Mas, além de lesão a todas as garantias individuais citadas; e a impossibilidade de aplicar o direito para que se logre êxito e paz social; há, aqui, um mandamento constitucional que, raramente, poderia ser justificado no caso concreto. Se, como disse Schopenhauer, o ideal seria dar a regra e o exemplo ao mesmo tempo, leia uma situação exemplo por Luciano Martins Costa: “Os comerciantes, a polícia e a própria imprensa consideram que os centros de compras são espaços privados, mas os participantes dos tais “rolezinhos” estão convencidos de que são na verdade espaços públicos” (ver, neste Observatório, “Por que os ‘rolezinhos’ assustam“).

A conjuntura invisível

Os shopping centers, há muito, não carregam o privilégio de ser apenas um restaurante, onde o “chef” decide, discricionariamente, a quem serve suas criações gastronômicas. Esses espaços são (embora sob a má administração privada, ao que se parece) opções de lazer à população que, não importa o mérito, considera o centro comercial como local de compras, alimentação, encontros, salas de cinemas e outras atrações. “Templos do consumo, ponto de lazer e, acima de tudo, referência das cidades” (…). Os shopping centers são “pontos de grande circulação de pessoas – segundo a Associação Brasileira de Shopping Centers (Abrasce), são mais de 40 milhões de frequentadores por mês (ver aqui).

Ainda, tratariam de estabelecimentos beneficiados por incentivos públicos, isenções fiscais, para fins de promover a cultura ou o turismo de uma cidade. Bastaria uma pesquisa arisca no “Google” para se deparar com o vultoso montante de verbas oferecidas pelo poder público – i.e., com o meu, o seu e o dinheiro do adolescente discriminado em decisões bisonhas, para fazer ou deixar de fazer, nem mesmo se sabendo, exatamente, o quê (ver aqui).

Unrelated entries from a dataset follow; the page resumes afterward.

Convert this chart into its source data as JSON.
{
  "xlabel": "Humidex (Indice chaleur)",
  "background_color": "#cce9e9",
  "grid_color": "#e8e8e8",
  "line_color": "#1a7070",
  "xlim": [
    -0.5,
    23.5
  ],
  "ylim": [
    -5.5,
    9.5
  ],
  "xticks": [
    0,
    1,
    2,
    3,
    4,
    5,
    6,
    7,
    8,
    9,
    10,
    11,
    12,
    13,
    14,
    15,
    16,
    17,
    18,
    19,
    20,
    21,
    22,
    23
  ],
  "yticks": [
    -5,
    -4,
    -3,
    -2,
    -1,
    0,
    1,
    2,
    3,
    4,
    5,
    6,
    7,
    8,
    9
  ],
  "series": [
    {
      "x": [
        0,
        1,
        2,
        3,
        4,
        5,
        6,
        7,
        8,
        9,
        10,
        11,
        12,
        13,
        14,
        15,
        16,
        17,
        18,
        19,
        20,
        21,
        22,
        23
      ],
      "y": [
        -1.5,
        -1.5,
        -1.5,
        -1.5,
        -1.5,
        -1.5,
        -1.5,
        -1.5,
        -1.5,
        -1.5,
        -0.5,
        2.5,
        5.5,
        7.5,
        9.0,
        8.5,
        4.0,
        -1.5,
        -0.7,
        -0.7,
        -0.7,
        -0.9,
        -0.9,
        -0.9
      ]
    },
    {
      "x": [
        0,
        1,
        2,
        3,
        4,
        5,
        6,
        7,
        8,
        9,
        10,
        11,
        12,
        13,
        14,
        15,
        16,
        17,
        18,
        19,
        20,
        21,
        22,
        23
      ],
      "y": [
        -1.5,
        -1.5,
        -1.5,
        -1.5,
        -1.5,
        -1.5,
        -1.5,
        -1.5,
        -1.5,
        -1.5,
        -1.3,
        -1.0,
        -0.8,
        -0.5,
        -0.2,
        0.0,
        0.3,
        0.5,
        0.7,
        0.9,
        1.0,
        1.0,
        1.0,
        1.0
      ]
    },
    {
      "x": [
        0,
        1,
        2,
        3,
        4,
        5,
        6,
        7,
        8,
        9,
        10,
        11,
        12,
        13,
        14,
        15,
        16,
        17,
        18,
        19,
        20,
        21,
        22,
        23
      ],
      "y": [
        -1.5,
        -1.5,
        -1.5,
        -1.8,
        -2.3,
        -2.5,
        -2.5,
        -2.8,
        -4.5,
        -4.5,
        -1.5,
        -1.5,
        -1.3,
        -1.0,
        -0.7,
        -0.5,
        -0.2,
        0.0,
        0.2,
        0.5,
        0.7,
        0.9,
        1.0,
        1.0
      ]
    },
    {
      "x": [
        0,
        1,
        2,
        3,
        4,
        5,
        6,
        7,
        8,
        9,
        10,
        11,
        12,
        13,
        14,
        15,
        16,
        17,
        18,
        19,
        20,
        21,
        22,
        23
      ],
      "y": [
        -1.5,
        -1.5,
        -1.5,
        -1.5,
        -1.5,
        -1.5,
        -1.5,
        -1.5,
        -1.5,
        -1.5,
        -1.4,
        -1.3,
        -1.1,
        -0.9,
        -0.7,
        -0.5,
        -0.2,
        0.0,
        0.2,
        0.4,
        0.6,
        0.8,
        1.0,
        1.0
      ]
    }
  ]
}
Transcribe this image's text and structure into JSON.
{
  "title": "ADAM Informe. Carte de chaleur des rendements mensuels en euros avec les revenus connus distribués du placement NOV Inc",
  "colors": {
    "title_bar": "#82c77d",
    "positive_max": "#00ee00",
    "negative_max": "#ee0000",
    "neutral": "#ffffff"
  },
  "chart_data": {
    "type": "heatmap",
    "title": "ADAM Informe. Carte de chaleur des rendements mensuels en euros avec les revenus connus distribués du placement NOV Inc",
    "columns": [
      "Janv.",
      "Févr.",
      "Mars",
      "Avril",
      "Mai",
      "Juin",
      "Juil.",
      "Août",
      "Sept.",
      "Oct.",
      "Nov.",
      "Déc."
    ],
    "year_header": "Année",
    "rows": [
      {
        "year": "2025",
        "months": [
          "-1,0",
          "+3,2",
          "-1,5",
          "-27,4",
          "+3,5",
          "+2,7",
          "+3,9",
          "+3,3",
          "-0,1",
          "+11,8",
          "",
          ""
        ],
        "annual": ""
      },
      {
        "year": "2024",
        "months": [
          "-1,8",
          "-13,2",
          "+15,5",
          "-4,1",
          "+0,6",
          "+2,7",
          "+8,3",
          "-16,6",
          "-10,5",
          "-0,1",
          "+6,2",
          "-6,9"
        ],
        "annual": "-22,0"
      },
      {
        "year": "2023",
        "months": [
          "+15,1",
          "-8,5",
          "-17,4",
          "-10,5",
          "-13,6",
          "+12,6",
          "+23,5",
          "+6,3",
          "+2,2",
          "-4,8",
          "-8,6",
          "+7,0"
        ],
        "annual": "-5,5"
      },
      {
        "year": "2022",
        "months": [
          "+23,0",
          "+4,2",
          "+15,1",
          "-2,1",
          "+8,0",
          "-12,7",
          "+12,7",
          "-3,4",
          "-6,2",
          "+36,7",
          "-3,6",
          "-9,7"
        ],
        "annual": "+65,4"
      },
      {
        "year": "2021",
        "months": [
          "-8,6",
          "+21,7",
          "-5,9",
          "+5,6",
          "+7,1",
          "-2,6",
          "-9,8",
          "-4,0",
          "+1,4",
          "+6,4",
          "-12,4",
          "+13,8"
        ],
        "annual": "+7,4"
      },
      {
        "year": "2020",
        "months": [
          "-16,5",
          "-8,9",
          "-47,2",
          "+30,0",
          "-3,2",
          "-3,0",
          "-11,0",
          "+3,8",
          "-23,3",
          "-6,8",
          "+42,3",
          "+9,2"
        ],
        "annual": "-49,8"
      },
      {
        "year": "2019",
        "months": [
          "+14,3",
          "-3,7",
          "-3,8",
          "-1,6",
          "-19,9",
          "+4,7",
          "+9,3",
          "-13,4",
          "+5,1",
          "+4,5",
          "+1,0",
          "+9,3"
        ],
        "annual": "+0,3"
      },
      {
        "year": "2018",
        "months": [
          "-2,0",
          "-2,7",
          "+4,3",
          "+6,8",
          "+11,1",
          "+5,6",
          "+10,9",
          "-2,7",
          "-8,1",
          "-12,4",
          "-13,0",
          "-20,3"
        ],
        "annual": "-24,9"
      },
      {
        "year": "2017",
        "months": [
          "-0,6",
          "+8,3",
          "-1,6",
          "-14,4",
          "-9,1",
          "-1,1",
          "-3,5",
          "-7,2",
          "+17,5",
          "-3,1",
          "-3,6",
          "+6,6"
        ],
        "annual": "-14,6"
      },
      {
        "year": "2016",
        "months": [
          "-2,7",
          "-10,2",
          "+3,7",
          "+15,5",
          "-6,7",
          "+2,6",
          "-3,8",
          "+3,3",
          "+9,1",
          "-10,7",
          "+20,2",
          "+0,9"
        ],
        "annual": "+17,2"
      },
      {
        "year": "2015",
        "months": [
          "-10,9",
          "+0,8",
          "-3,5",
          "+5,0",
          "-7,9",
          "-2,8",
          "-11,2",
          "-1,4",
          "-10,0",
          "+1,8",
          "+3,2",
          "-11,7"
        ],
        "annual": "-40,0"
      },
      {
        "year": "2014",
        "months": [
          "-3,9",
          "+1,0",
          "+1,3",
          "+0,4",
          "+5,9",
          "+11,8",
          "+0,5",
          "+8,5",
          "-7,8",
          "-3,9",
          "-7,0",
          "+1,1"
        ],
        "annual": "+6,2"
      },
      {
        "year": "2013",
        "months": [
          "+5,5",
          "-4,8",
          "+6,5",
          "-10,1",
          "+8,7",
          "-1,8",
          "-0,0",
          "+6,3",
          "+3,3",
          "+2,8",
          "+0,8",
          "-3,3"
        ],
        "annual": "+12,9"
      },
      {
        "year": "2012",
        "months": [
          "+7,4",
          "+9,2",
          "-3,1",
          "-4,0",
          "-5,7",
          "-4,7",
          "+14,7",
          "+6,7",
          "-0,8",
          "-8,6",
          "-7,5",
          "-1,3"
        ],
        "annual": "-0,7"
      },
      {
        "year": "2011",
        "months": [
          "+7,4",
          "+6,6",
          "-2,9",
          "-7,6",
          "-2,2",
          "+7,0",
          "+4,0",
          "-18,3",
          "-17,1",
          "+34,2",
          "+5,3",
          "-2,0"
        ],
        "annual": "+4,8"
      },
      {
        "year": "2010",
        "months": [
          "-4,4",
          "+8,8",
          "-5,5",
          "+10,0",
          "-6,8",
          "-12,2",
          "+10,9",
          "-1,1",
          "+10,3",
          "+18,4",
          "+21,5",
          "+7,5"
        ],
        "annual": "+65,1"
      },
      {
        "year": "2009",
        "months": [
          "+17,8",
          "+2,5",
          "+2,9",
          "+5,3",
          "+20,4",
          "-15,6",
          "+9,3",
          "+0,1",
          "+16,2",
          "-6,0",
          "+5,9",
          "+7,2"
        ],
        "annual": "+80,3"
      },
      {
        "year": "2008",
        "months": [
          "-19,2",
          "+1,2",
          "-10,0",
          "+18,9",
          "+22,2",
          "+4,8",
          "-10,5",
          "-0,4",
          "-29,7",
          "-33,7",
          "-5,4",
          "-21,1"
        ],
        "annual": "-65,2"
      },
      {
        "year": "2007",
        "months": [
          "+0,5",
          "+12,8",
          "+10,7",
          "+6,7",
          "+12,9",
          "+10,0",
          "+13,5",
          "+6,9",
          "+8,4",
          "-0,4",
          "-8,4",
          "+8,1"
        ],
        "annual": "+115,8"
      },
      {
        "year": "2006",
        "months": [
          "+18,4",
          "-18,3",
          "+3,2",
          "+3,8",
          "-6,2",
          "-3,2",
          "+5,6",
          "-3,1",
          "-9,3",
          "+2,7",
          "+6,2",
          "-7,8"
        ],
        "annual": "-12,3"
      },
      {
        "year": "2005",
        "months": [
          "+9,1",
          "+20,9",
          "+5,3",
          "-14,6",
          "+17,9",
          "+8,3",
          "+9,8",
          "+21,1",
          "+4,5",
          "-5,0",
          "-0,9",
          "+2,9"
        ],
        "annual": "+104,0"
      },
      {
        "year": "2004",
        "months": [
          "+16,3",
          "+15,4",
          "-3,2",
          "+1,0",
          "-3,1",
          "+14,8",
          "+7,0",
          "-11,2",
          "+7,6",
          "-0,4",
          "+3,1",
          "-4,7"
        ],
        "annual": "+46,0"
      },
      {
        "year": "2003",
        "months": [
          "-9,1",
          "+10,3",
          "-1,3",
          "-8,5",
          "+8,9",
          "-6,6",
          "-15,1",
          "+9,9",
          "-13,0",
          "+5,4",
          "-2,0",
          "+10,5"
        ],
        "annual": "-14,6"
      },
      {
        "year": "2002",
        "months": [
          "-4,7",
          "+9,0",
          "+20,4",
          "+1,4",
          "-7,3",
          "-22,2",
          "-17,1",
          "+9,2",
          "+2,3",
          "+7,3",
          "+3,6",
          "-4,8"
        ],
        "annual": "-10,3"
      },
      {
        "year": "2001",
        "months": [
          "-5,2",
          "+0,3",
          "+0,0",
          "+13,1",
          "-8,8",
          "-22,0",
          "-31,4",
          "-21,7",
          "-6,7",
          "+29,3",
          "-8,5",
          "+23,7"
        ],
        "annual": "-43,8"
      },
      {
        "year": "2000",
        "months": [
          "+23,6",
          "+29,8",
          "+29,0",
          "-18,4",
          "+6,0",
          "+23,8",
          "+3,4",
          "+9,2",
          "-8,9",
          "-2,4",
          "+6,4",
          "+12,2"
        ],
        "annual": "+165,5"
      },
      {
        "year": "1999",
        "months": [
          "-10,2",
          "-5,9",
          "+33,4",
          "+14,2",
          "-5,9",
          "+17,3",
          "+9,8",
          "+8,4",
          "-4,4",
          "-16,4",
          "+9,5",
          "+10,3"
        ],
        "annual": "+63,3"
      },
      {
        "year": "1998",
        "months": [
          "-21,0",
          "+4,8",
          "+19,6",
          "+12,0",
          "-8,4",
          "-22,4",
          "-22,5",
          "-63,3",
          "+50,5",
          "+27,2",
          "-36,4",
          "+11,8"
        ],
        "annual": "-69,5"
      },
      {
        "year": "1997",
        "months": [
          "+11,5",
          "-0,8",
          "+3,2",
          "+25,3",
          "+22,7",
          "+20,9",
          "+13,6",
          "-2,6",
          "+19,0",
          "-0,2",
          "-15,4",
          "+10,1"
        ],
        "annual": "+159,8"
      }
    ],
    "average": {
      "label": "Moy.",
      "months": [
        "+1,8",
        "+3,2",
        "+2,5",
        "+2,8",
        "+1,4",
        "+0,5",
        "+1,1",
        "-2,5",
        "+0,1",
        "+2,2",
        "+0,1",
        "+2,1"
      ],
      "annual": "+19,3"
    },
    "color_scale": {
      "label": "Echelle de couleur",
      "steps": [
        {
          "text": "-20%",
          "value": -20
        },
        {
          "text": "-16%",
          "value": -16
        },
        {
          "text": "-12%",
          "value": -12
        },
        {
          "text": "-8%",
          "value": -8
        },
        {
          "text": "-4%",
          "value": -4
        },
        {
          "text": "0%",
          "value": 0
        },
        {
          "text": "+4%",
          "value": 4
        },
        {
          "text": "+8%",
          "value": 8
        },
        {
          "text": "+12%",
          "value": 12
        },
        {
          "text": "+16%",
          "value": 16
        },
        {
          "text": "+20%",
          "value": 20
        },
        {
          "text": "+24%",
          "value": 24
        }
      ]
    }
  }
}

O princípio legal e constitucional que se enquadra como uma mão na luva ao assunto debatido é o da função social da propriedade; principalmente, se o episódio oferece nuances de um agente privado cujo objetivo social guarda finalidades públicas (consumo, entretenimento, cultura, alimentação, grande circulação de pessoas, referência turística da cidade, destinação de aporte financeiro estatal). Há de se situar, urgentemente, os executivos e os magistrados, na conjuntura invisível apenas aos próprios sujeitos.